A hare is resting behind a rock, when he suddenly sees a tortoise cruising by at a constant 4.0m/s. The hare, literally at rest initially, decides he must catch up with the tortoise, to save face. So, he accelerates uniformly to 6.0m/s in 4.0 seconds. Once he reaches 6.0m/s, he continues on at constant velocity indefinitely.

a) How fast is the hare traveling 2.0 seconds after he sets off?

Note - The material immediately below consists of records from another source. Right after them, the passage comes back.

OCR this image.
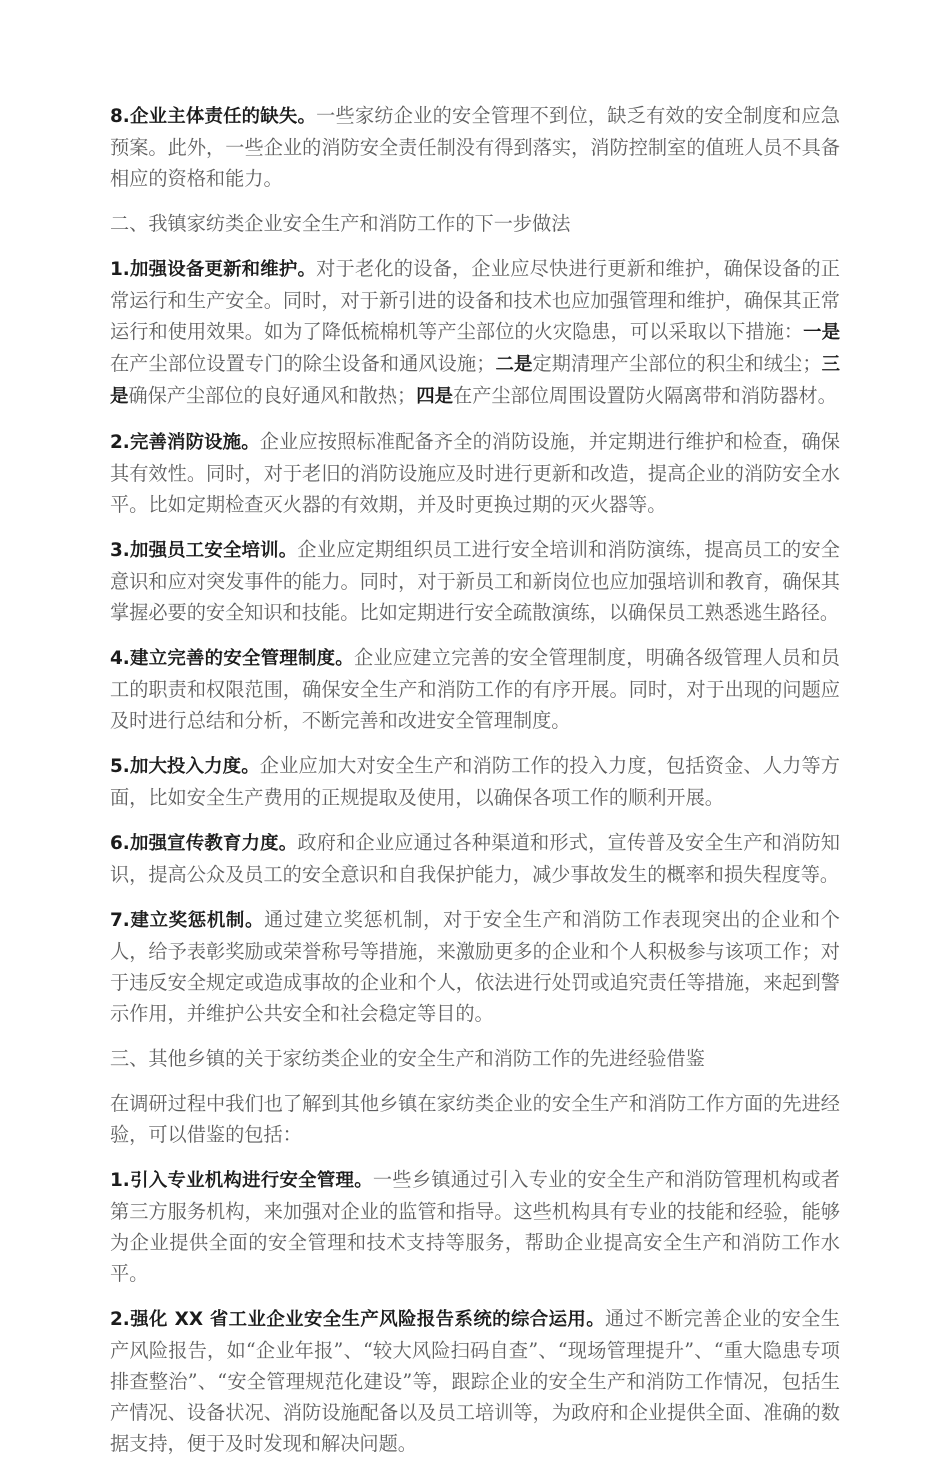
8.企业主体责任的缺失。一些家纺企业的安全管理不到位，缺乏有效的安全制度和应急预案。此外，一些企业的消防安全责任制没有得到落实，消防控制室的值班人员不具备相应的资格和能力。

二、我镇家纺类企业安全生产和消防工作的下一步做法

1.加强设备更新和维护。对于老化的设备，企业应尽快进行更新和维护，确保设备的正常运行和生产安全。同时，对于新引进的设备和技术也应加强管理和维护，确保其正常运行和使用效果。如为了降低梳棉机等产尘部位的火灾隐患，可以采取以下措施：一是在产尘部位设置专门的除尘设备和通风设施；二是定期清理产尘部位的积尘和绒尘；三是确保产尘部位的良好通风和散热；四是在产尘部位周围设置防火隔离带和消防器材。

2.完善消防设施。企业应按照标准配备齐全的消防设施，并定期进行维护和检查，确保其有效性。同时，对于老旧的消防设施应及时进行更新和改造，提高企业的消防安全水平。比如定期检查灭火器的有效期，并及时更换过期的灭火器等。

3.加强员工安全培训。企业应定期组织员工进行安全培训和消防演练，提高员工的安全意识和应对突发事件的能力。同时，对于新员工和新岗位也应加强培训和教育，确保其掌握必要的安全知识和技能。比如定期进行安全疏散演练，以确保员工熟悉逃生路径。

4.建立完善的安全管理制度。企业应建立完善的安全管理制度，明确各级管理人员和员工的职责和权限范围，确保安全生产和消防工作的有序开展。同时，对于出现的问题应及时进行总结和分析，不断完善和改进安全管理制度。

5.加大投入力度。企业应加大对安全生产和消防工作的投入力度，包括资金、人力等方面，比如安全生产费用的正规提取及使用，以确保各项工作的顺利开展。

6.加强宣传教育力度。政府和企业应通过各种渠道和形式，宣传普及安全生产和消防知识，提高公众及员工的安全意识和自我保护能力，减少事故发生的概率和损失程度等。

7.建立奖惩机制。通过建立奖惩机制，对于安全生产和消防工作表现突出的企业和个人，给予表彰奖励或荣誉称号等措施，来激励更多的企业和个人积极参与该项工作；对于违反安全规定或造成事故的企业和个人，依法进行处罚或追究责任等措施，来起到警示作用，并维护公共安全和社会稳定等目的。

三、其他乡镇的关于家纺类企业的安全生产和消防工作的先进经验借鉴

在调研过程中我们也了解到其他乡镇在家纺类企业的安全生产和消防工作方面的先进经验，可以借鉴的包括：

1.引入专业机构进行安全管理。一些乡镇通过引入专业的安全生产和消防管理机构或者第三方服务机构，来加强对企业的监管和指导。这些机构具有专业的技能和经验，能够为企业提供全面的安全管理和技术支持等服务，帮助企业提高安全生产和消防工作水平。

2.强化 XX 省工业企业安全生产风险报告系统的综合运用。通过不断完善企业的安全生产风险报告，如“企业年报”、“较大风险扫码自查”、“现场管理提升”、“重大隐患专项排查整治”、“安全管理规范化建设”等，跟踪企业的安全生产和消防工作情况，包括生产情况、设备状况、消防设施配备以及员工培训等，为政府和企业提供全面、准确的数据支持，便于及时发现和解决问题。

(a) The hare is traveling 12 m/s after seconds. Just multiply acceleration by time since there was a standing start.

If there are more parts to this question, please attempt them yourself before posting again.

To find how fast the hare is traveling 2.0 seconds after he sets off, we can break the problem into two parts: the acceleration phase and the constant velocity phase.

During the acceleration phase, the hare increases its speed from 0 m/s to 6.0 m/s uniformly in 4.0 seconds. To find the acceleration during this phase, we can use the formula:

acceleration = change in velocity / time

The change in velocity is 6.0 m/s - 0 m/s = 6.0 m/s, and the time is 4.0 seconds. Therefore, the acceleration is:

acceleration = 6.0 m/s / 4.0 s = 1.5 m/s^2

Next, we can use the formula for uniformly accelerated motion to find the velocity after 2.0 seconds during the acceleration phase:

final velocity = initial velocity + acceleration * time

The initial velocity is 0 m/s (since the hare starts from rest), the acceleration is 1.5 m/s^2, and the time is 2.0 seconds. Plugging in these values, we have:

final velocity = 0 m/s + 1.5 m/s^2 * 2.0 s = 3.0 m/s

So, 2.0 seconds after the hare sets off, during the acceleration phase, the hare is traveling at a speed of 3.0 m/s.

During the constant velocity phase, the hare continues to travel at 6.0 m/s indefinitely. Therefore, if 2.0 seconds have elapsed, the hare is still traveling at 6.0 m/s.

So, the final answer is that 2.0 seconds after the hare sets off, it is traveling at a speed of 3.0 m/s.